Teng Tingting, Zhang Jingze, Miao Peiqi, Liang Lipeng, Song Xinbo, Liu Dailin, Zhang Junhua
National Key Laboratory of Modern Chinese Medicine Innovation and Manufacturing, Tianjin University of Traditional Chinese Medicine, Tianjin, 301617, China.
Tianjin Modern Innovation Chinese Medicine Technology Co., Ltd, Tianjin, 300380, China.
Chin Med. 2025 Apr 1;20(1):43. doi: 10.1186/s13020-024-01055-0.

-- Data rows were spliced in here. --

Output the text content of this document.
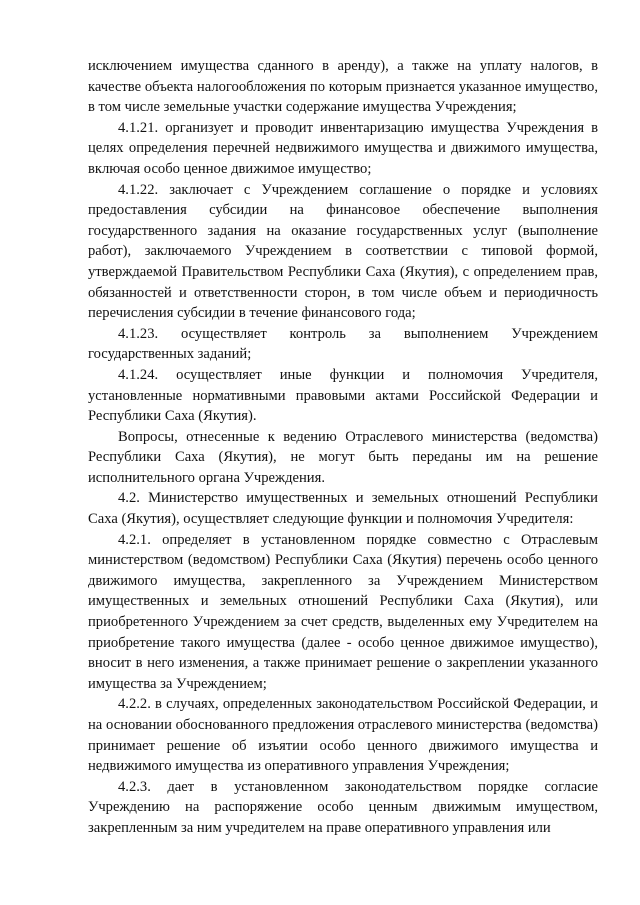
исключением имущества сданного в аренду), а также на уплату налогов, в качестве объекта налогообложения по которым признается указанное имущество, в том числе земельные участки содержание имущества Учреждения;

4.1.21. организует и проводит инвентаризацию имущества Учреждения в целях определения перечней недвижимого имущества и движимого имущества, включая особо ценное движимое имущество;

4.1.22. заключает с Учреждением соглашение о порядке и условиях предоставления субсидии на финансовое обеспечение выполнения государственного задания на оказание государственных услуг (выполнение работ), заключаемого Учреждением в соответствии с типовой формой, утверждаемой Правительством Республики Саха (Якутия), с определением прав, обязанностей и ответственности сторон, в том числе объем и периодичность перечисления субсидии в течение финансового года;

4.1.23. осуществляет контроль за выполнением Учреждением государственных заданий;

4.1.24. осуществляет иные функции и полномочия Учредителя, установленные нормативными правовыми актами Российской Федерации и Республики Саха (Якутия).

Вопросы, отнесенные к ведению Отраслевого министерства (ведомства) Республики Саха (Якутия), не могут быть переданы им на решение исполнительного органа Учреждения.

4.2. Министерство имущественных и земельных отношений Республики Саха (Якутия), осуществляет следующие функции и полномочия Учредителя:

4.2.1. определяет в установленном порядке совместно с Отраслевым министерством (ведомством) Республики Саха (Якутия) перечень особо ценного движимого имущества, закрепленного за Учреждением Министерством имущественных и земельных отношений Республики Саха (Якутия), или приобретенного Учреждением за счет средств, выделенных ему Учредителем на приобретение такого имущества (далее - особо ценное движимое имущество), вносит в него изменения, а также принимает решение о закреплении указанного имущества за Учреждением;

4.2.2. в случаях, определенных законодательством Российской Федерации, и на основании обоснованного предложения отраслевого министерства (ведомства) принимает решение об изъятии особо ценного движимого имущества и недвижимого имущества из оперативного управления Учреждения;

4.2.3. дает в установленном законодательством порядке согласие Учреждению на распоряжение особо ценным движимым имуществом, закрепленным за ним учредителем на праве оперативного управления или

With the development of new Chinese medicines and the need for clinical double-blind experiments, the use of placebos in Chinese medicine is becoming increasingly important. However, due to the diverse colors and complex color gamut of these particles, existing simulation methods rely on manual comparison and color mixing, leading to high subjectivity and errors. This study addresses this issue by developing a prediction model to accurately simulate the colors of Chinese medicine granules. In this study, 52 commercially available herbal particles were collected. And more than 320 simulated granules were prepared using fillers and four pigments (lemon yellow, carmine, indigo and caramel colors). Their RGB colors were collected using visible light imaging. A granule color prediction model was constructed by machine learning. First, the best clustering model was obtained by optimising the k-value of the Kmeans model. Subsequently, multiple regression models, including Gradient Boosting Regression (GBR), Support Vector Regression (SVR), and Random Forest, were evaluated through network search and cross-validation methods. Among these models, the average R of the random forest model reached 0.9249, outperforming other models. The prediction model accurately simulated the color of Chinese medicine granules, with an average color difference (ΔE) of 2.7734 and a high RGB value cosine similarity of 0.9999, alongside a 0.9366 similarity in artificial color scoring. This study introduces an innovative approach for the rapid and accurate prediction of granule colors, facilitating the development of clinically applicable placebos in traditional Chinese medicine.
随着中药新药的发展以及临床双盲实验的需求,安慰剂在中药中的应用变得越来越重要。然而,由于这些颗粒颜色多样且色域复杂,现有的模拟方法依赖人工比较和调色,导致主观性强且误差大。本研究通过开发一个预测模型来准确模拟中药颗粒的颜色,从而解决了这一问题。在本研究中,收集了52种市售的草药颗粒。并使用填充剂和四种色素(柠檬黄、胭脂红、靛蓝和焦糖色)制备了320多个模拟颗粒。利用可见光成像采集它们的RGB颜色。通过机器学习构建颗粒颜色预测模型。首先,通过优化Kmeans模型的k值获得最佳聚类模型。随后,通过网格搜索和交叉验证方法评估了包括梯度提升回归(GBR)、支持向量回归(SVR)和随机森林在内的多个回归模型。在这些模型中,随机森林模型的平均R值达到0.9249,优于其他模型。该预测模型准确模拟了中药颗粒的颜色,平均色差(ΔE)为2.7734,RGB值余弦相似度高达0.9999,人工颜色评分相似度为0.9366。本研究引入了一种创新方法,可快速准确地预测颗粒颜色,有助于开发临床上适用的中药安慰剂。